The Gap Between Diagnosis and Instruction
A critical discovery of this study is that even when an LLM correctly identifies a student's error, it does not necessarily provide helpful feedback. The researchers found a disconnect between diagnostic judgment and instructional effectiveness. A model might correctly label a solution as incorrect but still fail to offer actionable advice, instead providing vague responses or accidentally revealing the answer. This confirms that accurate diagnosis is only one part of the tutoring process; the ability to scaffold learning—guiding a student without simply giving them the solution—remains a significant hurdle.

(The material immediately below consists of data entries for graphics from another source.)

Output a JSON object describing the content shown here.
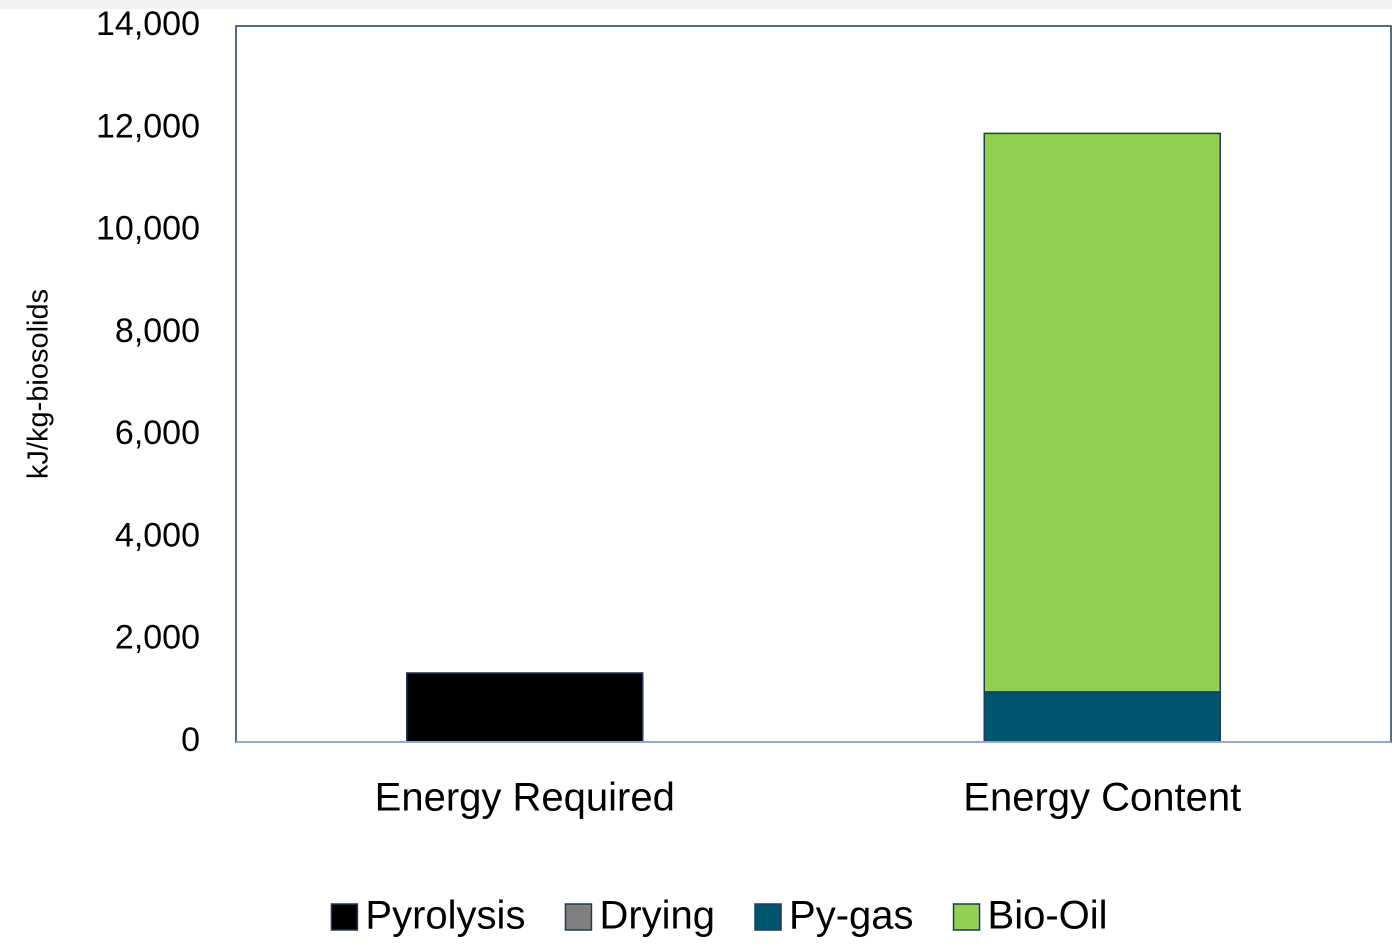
{
  "chart_data": {
    "type": "stacked-bar",
    "y_label": "kJ/kg-biosolids",
    "categories": [
      "Energy Required",
      "Energy Content"
    ],
    "series": [
      {
        "name": "Pyrolysis",
        "color": "#000000",
        "values": [
          1350,
          0
        ]
      },
      {
        "name": "Drying",
        "color": "#808080",
        "values": [
          0,
          0
        ]
      },
      {
        "name": "Py-gas",
        "color": "#00566f",
        "values": [
          0,
          980
        ]
      },
      {
        "name": "Bio-Oil",
        "color": "#92d050",
        "values": [
          0,
          10920
        ]
      }
    ],
    "ylim": [
      0,
      14000
    ],
    "yticks": [
      0,
      {
        "value": 2000,
        "label": "2,000"
      },
      {
        "value": 4000,
        "label": "4,000"
      },
      {
        "value": 6000,
        "label": "6,000"
      },
      {
        "value": 8000,
        "label": "8,000"
      },
      {
        "value": 10000,
        "label": "10,000"
      },
      {
        "value": 12000,
        "label": "12,000"
      },
      {
        "value": 14000,
        "label": "14,000"
      }
    ],
    "legend": "bottom"
  }
}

Implications for Future Tutoring Systems
The findings suggest that current LLMs are not yet ready to replace traditional intelligent tutoring systems. Instead, the authors propose a hybrid architecture. In this model, a knowledge-graph-grounded system would handle the technical diagnosis of whether a student's step is valid or incorrect, while the LLM would be used for its strengths: facilitating open-ended dialogue and providing conversational scaffolding. This approach would leverage the precision of structured logic systems while maintaining the natural, conversational benefits of AI.